LA FORTALEZA COMMUNITY DEVELOPMENT CORPORATION ECONOMIC development/CULTURAL maintenance via Artes y Cultura
ABOUT: “One of the things that makes culture culture is that it transcends generations," muses Tato Torres. Torres is the head of Yerbabuena, a musical group well-known in East Harlem for playing traditional Puerto Rican music with roots in bomba, plena, and música jibara. Tato is the primary vocalist of the group, but can also be found on drums, guitar, and cuatro. He has nothing but kind words for El Barrio and its significance as a cultural hub for Puerto Ricans like himself. "Culture is not at all the music itself, or the material elements, but the actual process of bringing the common denominators together," he notes. "The moment culture stops evolving and changing, it's no longer culture."

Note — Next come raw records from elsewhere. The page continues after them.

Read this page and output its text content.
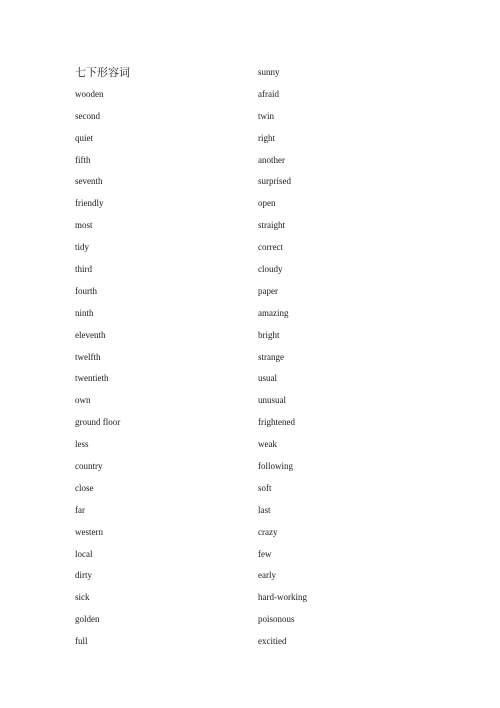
七下形容词
wooden
second
quiet
fifth
seventh
friendly
most
tidy
third
fourth
ninth
eleventh
twelfth
twentieth
own
ground floor
less
country
close
far
western
local
dirty
sick
golden
full
sunny
afraid
twin
right
another
surprised
open
straight
correct
cloudy
paper
amazing
bright
strange
usual
unusual
frightened
weak
following
soft
last
crazy
few
early
hard-working
poisonous
excitied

COMMUNITY VISIONS: Torres expresses concern over the “double-edged sword” that is gentrification, which he sees as the primary cause of the downfall of artistic venues such as Carlitos and the FB Lounge. As he explains, as soon as an artistic scene takes hold in a neighborhood and gains recognition, then artists start co-opting their local ethnic ties as a way to “legitimize” their artistic style. Art becomes more commercial than representative, the neighborhood suddenly becomes “cool”, and the cultural assets in the neighborhood stop working for the locals they were intended to serve in the first place. That, and the rents go up, displacing those artists whose work did not reach the same commercial audience. Torres points out that the small number of performance venues available to musicians in the area is a limiting factor, especially considering the handful of venues that have closed since his band started playing in the late 90s. "At the end of the day," says Torres, "a kind of symbiotic relationship is necessary for art and the neighborhood to thrive."